The disparate influences of drummer-composer Mike Pride bleed into one another in distinct and surprising ways on his two very different new releases. A powerhouse presence in the jazz, hardcore and metal realms, Pride spotlights the myriad ways those seemingly opposed genres illuminate and interact with one another in a multifaceted celebration of his newfound fatherhood on Birthing Days, and in the punishing, monolithic percussion assault of Drummer’s Corpse.
Birthing Days features Pride’s longtime quartet, From Bacteria to Boys, featuring pianist Alexis Marcelo, bassist Peter Bitenc and the equally chameleonic saxophonist Jon Irabagon.

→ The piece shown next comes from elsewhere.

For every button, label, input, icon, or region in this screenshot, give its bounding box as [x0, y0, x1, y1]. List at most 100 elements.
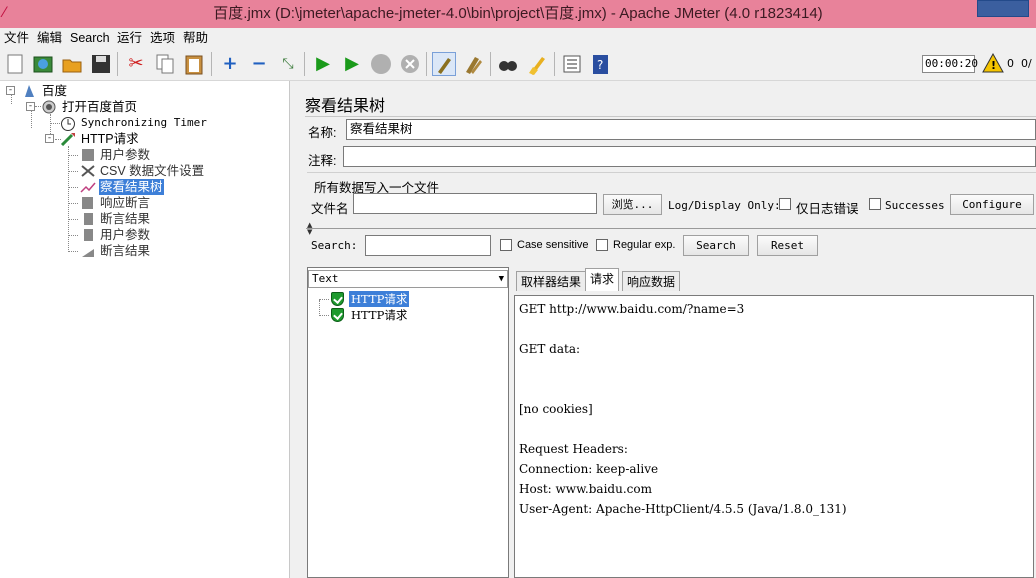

The 11-minute title track alone shows off the band’s versatility, tracing an impressionistic portrait of the first day of life for Pride’s newborn son. It starts off sunny and strange, Marcelo’s synth-playing helping situate it somewhere between soft rock and Zappa-esque eccentricity; by the end of the piece, the group is meditating in Coltrane-like surges, explicitly hinting at “Naima.” This is followed by the spare chamber abstractions of “Marcel’s Hat” and the farcically swinging “Brestwerp.” Irabagon summons a breathy, melancholy tone for the tender ballad “Lullaby for Charlie,” while the airy, painterly “Motiaon” pays illustrative homage to the late Paul Motian. Throughout, Pride anchors the proceedings with a deft balance of raucous force, buoyant swing and coloristic accents.
Drummer’s Corpse wastes little time with such subtleties. Comprising two roughly 30-minute compositions, the disc employs seven inventive drummers, including Tyshawn Sorey, Ches Smith and Bobby Previte, along with guitarist Chris Welcome, bassist Eivind Opsvik and three vocalists. Unlike the happy occasion behind Birthing Days, Drummer’s Corpse was precipitated by a devastating apartment fire, and from the opening, strained groans over clattering gongs, the sense of loss and destruction are palpable. Dense and anarchic, the title piece is a whirlpool of drone and percussion, a labyrinth with no outlet. The second piece, “Some Will Die Animals,” is a reaction to the suicide of drummer Gen Makino. Japanese inflections and dark undercurrents gird the unsettling epic, which is twice interrupted by news broadcasts, suggesting the constant, unnerving intrusion of global tragedies into daily life.